Create an Amazon Kinesis Data Firehose delivery stream to ingest the alerts. Configure the Kinesis Data Firehose stream to deliver the alerts to an Amazon OpenSearch Service (Amazon Elasticsearch Service) cluster. Set up the Amazon OpenSearch Service (Amazon Elasticsearch Service) cluster to take manual snapshots every day and delete data from the cluster that is older than 14 days.
Create an Amazon Simple Queue Service (Amazon SQS) standard queue to ingest the alerts, and set the message retention period to 14 days. Configure consumers to poll the SQS queue, check the age of the message, and analyze the message data as needed. If the message is 14 days old, the consumer should copy the message to an Amazon S3 bucket and delete the message from the SQS queue.
Answer is Create an Amazon Kinesis Data Firehose delivery stream to ingest the alerts.
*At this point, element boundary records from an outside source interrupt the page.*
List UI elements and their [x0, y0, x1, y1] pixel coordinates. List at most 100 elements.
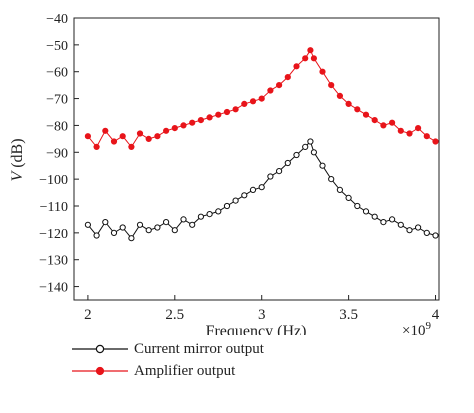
series-0-point: [206, 211, 213, 218]
x-axis-exponent-power: 9: [425, 320, 431, 332]
y-tick-label: −80: [46, 119, 68, 134]
series-1-point: [145, 135, 152, 142]
x-tick-label: 3: [258, 307, 266, 323]
x-tick-label: 3.5: [339, 307, 358, 323]
series-0-point: [307, 138, 314, 145]
y-tick-label: −110: [40, 200, 68, 215]
x-axis-exponent: ×109: [402, 320, 431, 335]
series-1-point: [84, 133, 92, 140]
series-0-point: [102, 219, 109, 226]
y-tick-label: −100: [39, 173, 68, 188]
y-axis-label-symbol: V: [9, 170, 26, 182]
series-1-point: [293, 63, 300, 70]
series-1-point: [380, 122, 387, 129]
series-0-point: [328, 176, 335, 183]
series-1-point: [302, 55, 309, 62]
x-axis-label: Frequency (Hz): [206, 323, 307, 335]
series-1-point: [310, 55, 317, 62]
x-tick-label: 2.5: [165, 307, 184, 323]
series-0-point: [415, 224, 422, 231]
series-0-point: [215, 208, 222, 215]
y-axis-label: V (dB): [9, 138, 26, 181]
series-0-point: [249, 186, 257, 193]
series-0-point: [432, 232, 439, 239]
series-0-point: [145, 227, 152, 234]
series-0-point: [397, 221, 404, 228]
series-1-point: [362, 111, 370, 118]
series-0-point: [119, 224, 126, 231]
x-axis-exponent-base: ×10: [402, 323, 425, 335]
series-1-point: [354, 106, 361, 113]
legend-label-current-mirror: Current mirror output: [134, 341, 264, 357]
series-1-point: [223, 108, 231, 116]
series-1-point: [128, 143, 135, 150]
series-0-point: [389, 216, 396, 223]
series-1-point: [136, 130, 144, 137]
y-axis-label-unit: (dB): [9, 138, 26, 171]
series-1-point: [423, 133, 430, 140]
series-0-point: [380, 219, 387, 226]
series-0-point: [354, 202, 361, 210]
series-1-point: [119, 133, 126, 140]
series-1-point: [276, 82, 283, 89]
y-tick-label: −90: [46, 146, 68, 161]
y-tick-label: −130: [39, 254, 68, 269]
series-1-point: [232, 106, 239, 113]
series-0-point: [128, 235, 135, 242]
series-0-point: [267, 173, 274, 180]
x-tick-label: 4: [432, 307, 440, 323]
series-1-point: [319, 68, 326, 75]
series-1-point: [154, 133, 161, 140]
series-1-point: [345, 100, 352, 108]
series-1-point: [215, 111, 222, 118]
series-0-point: [241, 192, 248, 199]
series-0-point: [406, 227, 413, 234]
series-1-point: [432, 138, 439, 145]
series-1-point: [206, 114, 213, 121]
series-0-point: [136, 221, 144, 228]
series-0-point: [319, 162, 326, 169]
series-1-point: [171, 125, 178, 132]
series-1-point: [415, 125, 422, 132]
series-0-point: [423, 229, 430, 236]
series-0-point: [232, 197, 239, 204]
tick-layer: 2 2.5 3 3.5 4 −40 −50 −60 −70 −80 −90 −100 −110 −120 −…: [39, 12, 440, 323]
plot-frame: [73, 17, 440, 301]
series-1-point: [336, 92, 343, 100]
series-0-point: [180, 216, 187, 223]
series-0-point: [197, 213, 204, 220]
series-0-point: [93, 232, 100, 239]
series-1-point: [110, 138, 118, 145]
y-tick-label: −60: [46, 66, 68, 81]
series-0-point: [362, 208, 370, 215]
series-layer: [84, 47, 439, 242]
series-0-point: [336, 186, 343, 193]
series-0-point: [110, 229, 118, 236]
y-tick-label: −40: [46, 12, 68, 27]
series-1-point: [258, 95, 265, 102]
y-tick-label: −70: [46, 93, 68, 108]
chart: 2 2.5 3 3.5 4 −40 −50 −60 −70 −80 −90 −100 −110 −120 −…: [9, 12, 440, 335]
series-0-point: [258, 184, 265, 191]
series-1-point: [389, 119, 396, 126]
series-1-point: [180, 122, 187, 129]
series-1-point: [307, 47, 314, 54]
series-0-point: [163, 219, 170, 226]
series-0-point: [284, 159, 291, 167]
series-0-point: [223, 202, 231, 210]
series-0-point: [276, 168, 283, 175]
series-1-point: [93, 143, 100, 150]
series-1-point: [102, 127, 109, 134]
series-1-point: [267, 87, 274, 94]
series-0-point: [310, 149, 317, 156]
series-1-point: [249, 98, 257, 105]
series-0-point: [189, 221, 196, 228]
series-1-point: [197, 117, 204, 124]
series-1-point: [371, 117, 378, 124]
series-0-point: [154, 224, 161, 231]
legend-swatch-current-mirror: [72, 344, 128, 354]
legend-swatch-amplifier: [72, 366, 128, 376]
series-1-point: [397, 127, 404, 134]
series-1-point: [163, 127, 170, 134]
y-tick-label: −50: [46, 39, 68, 54]
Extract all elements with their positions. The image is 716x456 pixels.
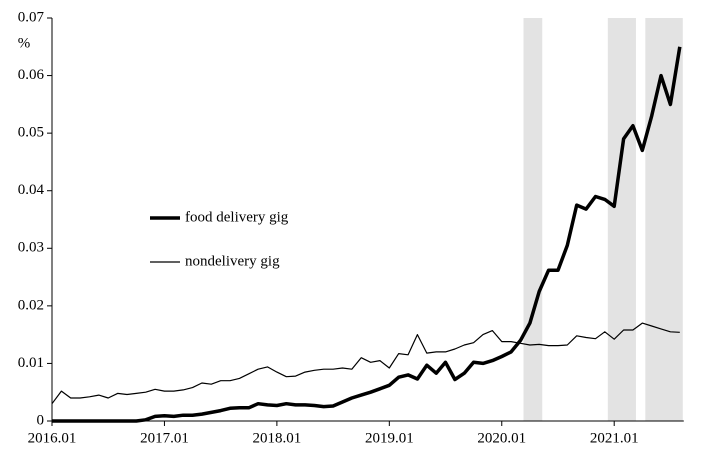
y-tick-label: 0.01	[18, 355, 44, 371]
shaded-period	[645, 18, 683, 421]
shaded-period	[607, 18, 636, 421]
y-tick-label: 0.07	[18, 9, 45, 25]
y-tick-label: 0.05	[18, 125, 44, 141]
x-tick-label: 2017.01	[140, 430, 189, 446]
x-tick-label: 2016.01	[28, 430, 77, 446]
y-tick-label: 0.04	[18, 182, 45, 198]
x-tick-label: 2019.01	[365, 430, 414, 446]
series-line	[52, 46, 682, 423]
y-tick-label: 0.03	[18, 240, 44, 256]
series-line	[51, 322, 680, 405]
legend-label: nondelivery gig	[185, 253, 280, 269]
x-tick-label: 2020.01	[477, 430, 526, 446]
x-tick-label: 2018.01	[253, 430, 302, 446]
x-tick-label: 2021.01	[590, 430, 639, 446]
legend-label: food delivery gig	[185, 209, 289, 225]
shaded-period	[523, 18, 543, 421]
y-tick-label: 0.02	[18, 297, 44, 313]
y-tick-label: 0.06	[18, 67, 45, 83]
y-axis-label: %	[18, 35, 31, 51]
y-tick-label: 0	[37, 412, 45, 428]
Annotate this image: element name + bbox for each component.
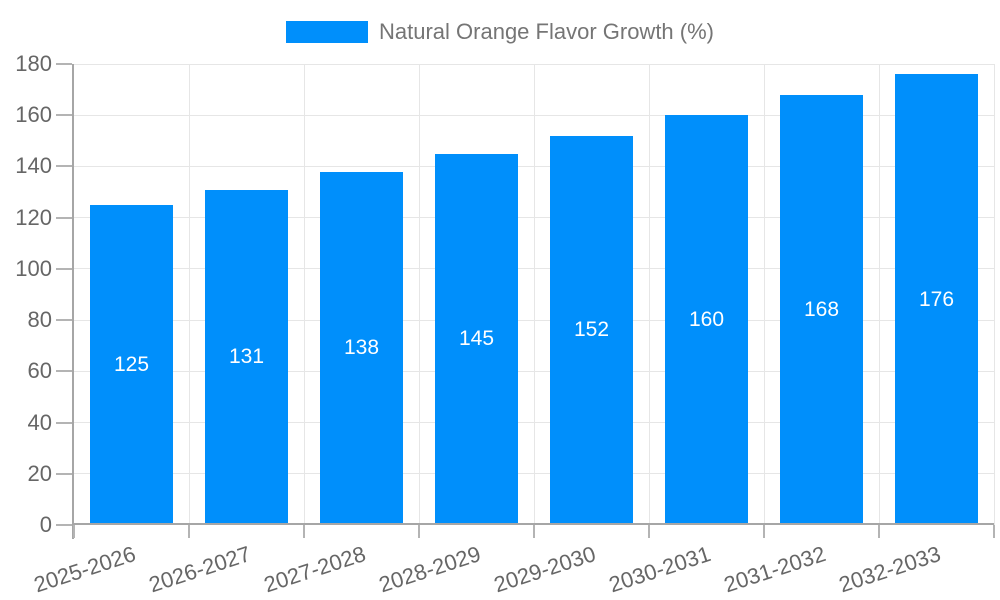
bar[interactable] bbox=[320, 171, 403, 525]
v-gridline bbox=[993, 64, 995, 525]
y-tick-label: 0 bbox=[39, 512, 52, 537]
y-tick-label: 20 bbox=[27, 460, 52, 486]
x-tick bbox=[993, 525, 995, 538]
legend-label: Natural Orange Flavor Growth (%) bbox=[379, 19, 714, 44]
x-tick-label: 2025-2026 bbox=[31, 541, 139, 598]
x-tick-label: 2026-2027 bbox=[146, 541, 254, 598]
y-tick bbox=[56, 114, 72, 117]
y-tick-label: 140 bbox=[15, 153, 52, 179]
y-tick bbox=[56, 524, 72, 526]
bar-value-label: 176 bbox=[918, 287, 955, 311]
bar[interactable] bbox=[895, 74, 978, 525]
bar[interactable] bbox=[665, 115, 748, 525]
y-tick bbox=[56, 216, 72, 219]
y-tick bbox=[56, 472, 72, 475]
x-tick bbox=[73, 525, 75, 538]
x-tick-label: 2027-2028 bbox=[261, 541, 369, 598]
y-tick-label: 80 bbox=[27, 307, 52, 333]
y-tick bbox=[56, 267, 72, 270]
v-gridline bbox=[188, 64, 190, 525]
y-tick-label: 180 bbox=[15, 51, 52, 76]
x-tick bbox=[418, 525, 420, 538]
x-tick bbox=[763, 525, 765, 538]
x-tick-label: 2031-2032 bbox=[721, 541, 829, 598]
y-tick bbox=[56, 370, 72, 373]
bar[interactable] bbox=[780, 94, 863, 525]
v-gridline bbox=[878, 64, 880, 525]
plot-area: 125 131 138 145 152 160 168 176 bbox=[74, 63, 995, 525]
v-gridline bbox=[648, 64, 650, 525]
bar-value-label: 125 bbox=[113, 352, 150, 376]
bar-value-label: 160 bbox=[688, 308, 725, 332]
bar[interactable] bbox=[90, 204, 173, 525]
x-tick-label: 2028-2029 bbox=[376, 541, 484, 598]
y-tick bbox=[56, 421, 72, 424]
x-tick-label: 2032-2033 bbox=[836, 541, 944, 598]
x-tick-label: 2029-2030 bbox=[491, 541, 599, 598]
bar-value-label: 131 bbox=[228, 345, 265, 369]
v-gridline bbox=[303, 64, 305, 525]
y-tick-label: 60 bbox=[27, 358, 52, 384]
y-tick-label: 160 bbox=[15, 102, 52, 128]
bar-value-label: 145 bbox=[458, 327, 495, 351]
y-tick-label: 100 bbox=[15, 255, 52, 281]
legend[interactable]: Natural Orange Flavor Growth (%) bbox=[0, 20, 1000, 44]
v-gridline bbox=[533, 64, 535, 525]
x-tick bbox=[303, 525, 305, 538]
x-tick bbox=[533, 525, 535, 538]
bar-value-label: 138 bbox=[343, 336, 380, 360]
bar[interactable] bbox=[435, 153, 518, 525]
y-tick-label: 120 bbox=[15, 204, 52, 230]
bar[interactable] bbox=[205, 189, 288, 525]
y-tick bbox=[56, 319, 72, 322]
x-tick-label: 2030-2031 bbox=[606, 541, 714, 598]
y-axis-line bbox=[72, 64, 74, 539]
bar[interactable] bbox=[550, 135, 633, 525]
bar-value-label: 152 bbox=[573, 318, 610, 342]
y-tick bbox=[56, 63, 72, 65]
x-axis-line bbox=[74, 523, 994, 525]
y-tick bbox=[56, 165, 72, 168]
x-tick bbox=[878, 525, 880, 538]
bar-value-label: 168 bbox=[803, 297, 840, 321]
v-gridline bbox=[763, 64, 765, 525]
x-tick bbox=[648, 525, 650, 538]
y-tick-label: 40 bbox=[27, 409, 52, 435]
v-gridline bbox=[418, 64, 420, 525]
x-tick bbox=[188, 525, 190, 538]
legend-swatch[interactable] bbox=[286, 21, 368, 43]
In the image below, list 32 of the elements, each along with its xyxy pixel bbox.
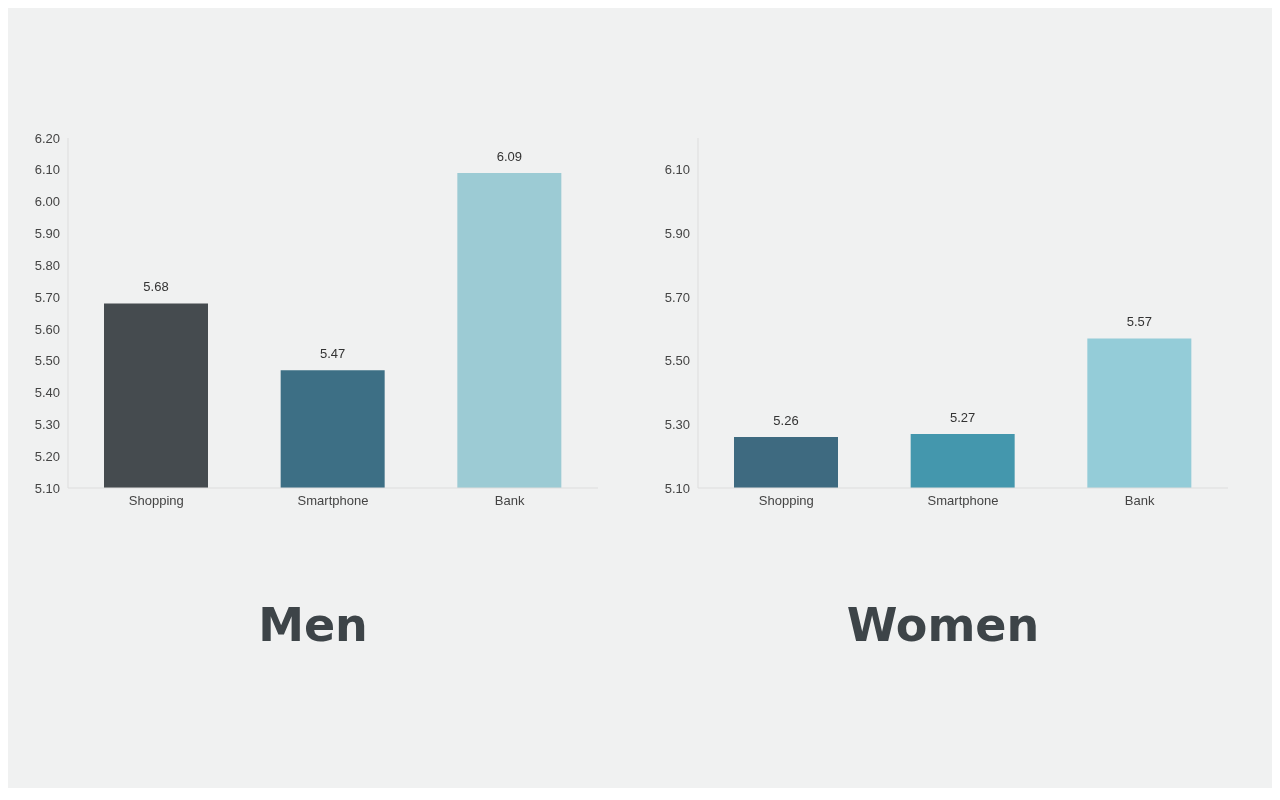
y-tick-label: 5.40 [34, 385, 60, 401]
y-tick-label: 5.30 [34, 416, 60, 432]
text: Women [845, 598, 1041, 652]
y-tick-label: 5.70 [664, 289, 690, 305]
data-label: 5.68 [143, 279, 169, 295]
y-tick-label: 5.90 [664, 226, 690, 242]
x-tick-label: Shopping [128, 493, 184, 509]
data-label: 5.47 [320, 346, 346, 362]
y-tick-label: 5.60 [34, 321, 60, 337]
y-tick-label: 5.90 [34, 226, 60, 242]
x-tick-label: Shopping [758, 493, 814, 509]
data-label: 5.57 [1126, 314, 1152, 330]
y-tick-label: 5.10 [34, 480, 60, 496]
y-tick-label: 5.50 [34, 353, 60, 369]
x-tick-label: Bank [1124, 493, 1155, 509]
data-label: 5.27 [950, 409, 976, 425]
y-tick-label: 5.10 [664, 480, 690, 496]
x-tick-label: Smartphone [927, 493, 999, 509]
y-tick-label: 6.10 [34, 162, 60, 178]
x-tick-label: Bank [494, 493, 525, 509]
y-tick-label: 6.10 [664, 162, 690, 178]
x-tick-label: Smartphone [297, 493, 369, 509]
y-tick-label: 5.80 [34, 257, 60, 273]
y-tick-label: 5.70 [34, 289, 60, 305]
y-tick-label: 6.00 [34, 194, 60, 210]
text: Men [257, 598, 369, 652]
y-tick-label: 5.20 [34, 448, 60, 464]
data-label: 6.09 [496, 149, 522, 164]
y-tick-label: 5.30 [664, 416, 690, 432]
data-label: 5.26 [773, 413, 799, 429]
y-tick-label: 5.50 [664, 353, 690, 369]
y-tick-label: 6.20 [34, 130, 60, 146]
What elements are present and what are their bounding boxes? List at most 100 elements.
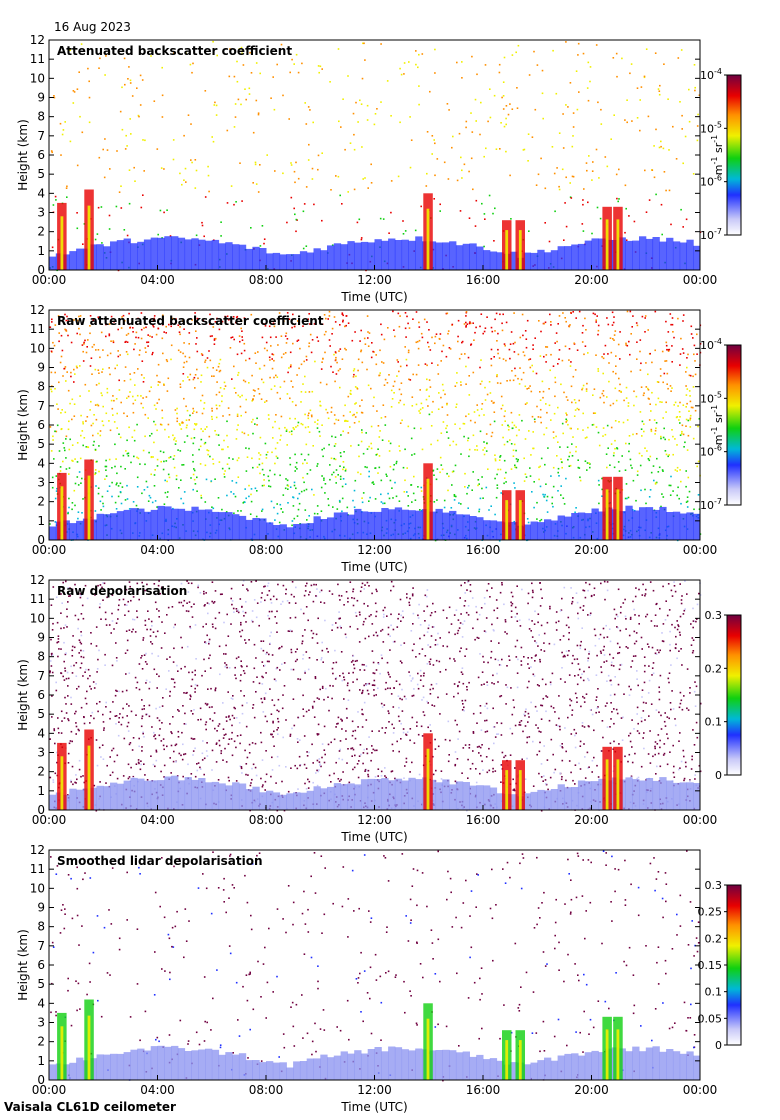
y-tick-label: 8 (37, 650, 45, 664)
y-axis-label: Height (km) (16, 119, 30, 190)
x-tick-label: 16:00 (466, 813, 501, 827)
boundary-layer (49, 459, 701, 541)
colorbar-tick-label: 0.3 (705, 609, 723, 622)
y-tick-label: 9 (37, 91, 45, 105)
y-tick-label: 0 (37, 1073, 45, 1087)
colorbar: 10-4 10-5 10-6 10-7 m-1 sr-1 (700, 337, 742, 512)
y-tick-label: 0 (37, 533, 45, 547)
y-tick-label: 6 (37, 688, 45, 702)
y-tick-label: 3 (37, 206, 45, 220)
y-tick-label: 7 (37, 129, 45, 143)
y-tick-label: 8 (37, 380, 45, 394)
y-tick-label: 7 (37, 669, 45, 683)
y-tick-label: 6 (37, 958, 45, 972)
plot-area (49, 40, 700, 270)
y-tick-label: 5 (37, 977, 45, 991)
x-tick-label: 08:00 (249, 1083, 284, 1097)
x-axis-label: Time (UTC) (340, 830, 407, 844)
colorbar-tick-label: 0.25 (698, 906, 723, 919)
x-tick-label: 00:00 (32, 813, 67, 827)
x-tick-label: 16:00 (466, 273, 501, 287)
y-tick-label: 7 (37, 939, 45, 953)
y-tick-label: 2 (37, 765, 45, 779)
chart-panel-2: Raw attenuated backscatter coefficient 0 1… (16, 303, 742, 574)
y-tick-label: 0 (37, 263, 45, 277)
x-tick-label: 00:00 (32, 273, 67, 287)
y-tick-label: 6 (37, 418, 45, 432)
y-axis-label: Height (km) (16, 389, 30, 460)
y-tick-label: 7 (37, 399, 45, 413)
colorbar-tick-label: 10-4 (700, 337, 722, 352)
chart-title: Raw attenuated backscatter coefficient (57, 314, 324, 328)
y-tick-label: 1 (37, 784, 45, 798)
y-tick-label: 10 (30, 341, 45, 355)
colorbar-tick-label: 10-6 (700, 444, 722, 459)
colorbar-tick-label: 10-7 (700, 497, 722, 512)
x-tick-label: 12:00 (357, 1083, 392, 1097)
y-tick-label: 11 (30, 322, 45, 336)
colorbar-tick-label: 0.05 (698, 1012, 723, 1025)
y-axis-label: Height (km) (16, 929, 30, 1000)
colorbar: 0.3 0.25 0.2 0.15 0.1 0.05 0 (698, 879, 742, 1052)
colorbar-tick-label: 0.3 (705, 879, 723, 892)
colorbar-tick-label: 0.2 (705, 932, 723, 945)
y-tick-label: 12 (30, 303, 45, 317)
y-tick-label: 11 (30, 862, 45, 876)
x-tick-label: 04:00 (140, 813, 175, 827)
colorbar-tick-label: 0 (715, 1039, 722, 1052)
x-tick-label: 12:00 (357, 813, 392, 827)
x-axis-label: Time (UTC) (340, 560, 407, 574)
y-tick-label: 2 (37, 495, 45, 509)
x-tick-label: 16:00 (466, 543, 501, 557)
colorbar-gradient (726, 74, 742, 236)
y-tick-label: 2 (37, 225, 45, 239)
x-tick-label: 00:00 (683, 273, 718, 287)
y-tick-label: 8 (37, 920, 45, 934)
x-tick-label: 04:00 (140, 273, 175, 287)
colorbar-unit: m-1 sr-1 (710, 405, 725, 445)
y-tick-label: 10 (30, 611, 45, 625)
colorbar: 0.3 0.2 0.1 0 (705, 609, 742, 782)
y-tick-label: 4 (37, 726, 45, 740)
colorbar-tick-label: 10-4 (700, 67, 722, 82)
plot-area (49, 310, 700, 540)
boundary-layer (49, 729, 701, 811)
y-tick-label: 8 (37, 110, 45, 124)
y-tick-label: 10 (30, 71, 45, 85)
x-tick-label: 00:00 (32, 543, 67, 557)
y-tick-label: 4 (37, 996, 45, 1010)
x-tick-label: 00:00 (683, 1083, 718, 1097)
colorbar: 10-4 10-5 10-6 10-7 m-1 sr-1 (700, 67, 742, 242)
colorbar-tick-label: 0.1 (705, 716, 723, 729)
x-tick-label: 12:00 (357, 543, 392, 557)
y-tick-label: 10 (30, 881, 45, 895)
colorbar-gradient (726, 884, 742, 1046)
date-label: 16 Aug 2023 (54, 20, 131, 34)
chart-title: Raw depolarisation (57, 584, 187, 598)
x-tick-label: 08:00 (249, 273, 284, 287)
chart-panel-4: Smoothed lidar depolarisation01234567891… (16, 843, 742, 1114)
y-tick-label: 3 (37, 746, 45, 760)
y-tick-label: 5 (37, 167, 45, 181)
colorbar-tick-label: 0.15 (698, 959, 723, 972)
y-tick-label: 12 (30, 843, 45, 857)
x-tick-label: 12:00 (357, 273, 392, 287)
y-tick-label: 9 (37, 361, 45, 375)
y-tick-label: 4 (37, 456, 45, 470)
y-tick-label: 3 (37, 476, 45, 490)
y-tick-label: 1 (37, 514, 45, 528)
colorbar-unit: m-1 sr-1 (710, 135, 725, 175)
colorbar-tick-label: 0.2 (705, 662, 723, 675)
colorbar-gradient (726, 344, 742, 506)
x-tick-label: 20:00 (574, 813, 609, 827)
x-tick-label: 16:00 (466, 1083, 501, 1097)
plot-area (49, 850, 700, 1080)
colorbar-tick-label: 0 (715, 769, 722, 782)
x-tick-label: 08:00 (249, 543, 284, 557)
x-tick-label: 20:00 (574, 273, 609, 287)
y-tick-label: 6 (37, 148, 45, 162)
colorbar-tick-label: 10-5 (700, 120, 722, 135)
colorbar-gradient (726, 614, 742, 776)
Configure the Kinesis Data Firehose stream to deliver the alerts to an Amazon S3 bucket. Set up an S3 Lifecycle configuration to transition data to Amazon S3 Glacier after 14 days.
B suggests launching EC2 instances to ingest and store the alerts, which introduces additional infrastructure management overhead and may not be as cost-effective and scalable as using managed services like Kinesis Data Firehose and S3.
C involves delivering the alerts to an Amazon OpenSearch Service cluster and manually managing snapshots and data deletion. This introduces additional complexity and manual overhead compared to the simpler solution of using Kinesis Data Firehose and S3.
D suggests using SQS to ingest the alerts, but it does not provide the same level of data persistence and durability as storing the alerts directly in S3. Additionally, it requires manual processing and copying of messages to S3, which adds operational complexity.
Therefore, A provides the most operationally efficient solution that meets the company's requirements by leveraging Kinesis Data Firehose to ingest the alerts, storing them in an S3 bucket, and using an S3 Lifecycle configuration to transition data to S3 Glacier for long-term archival, all without the need for managing additional infrastructure.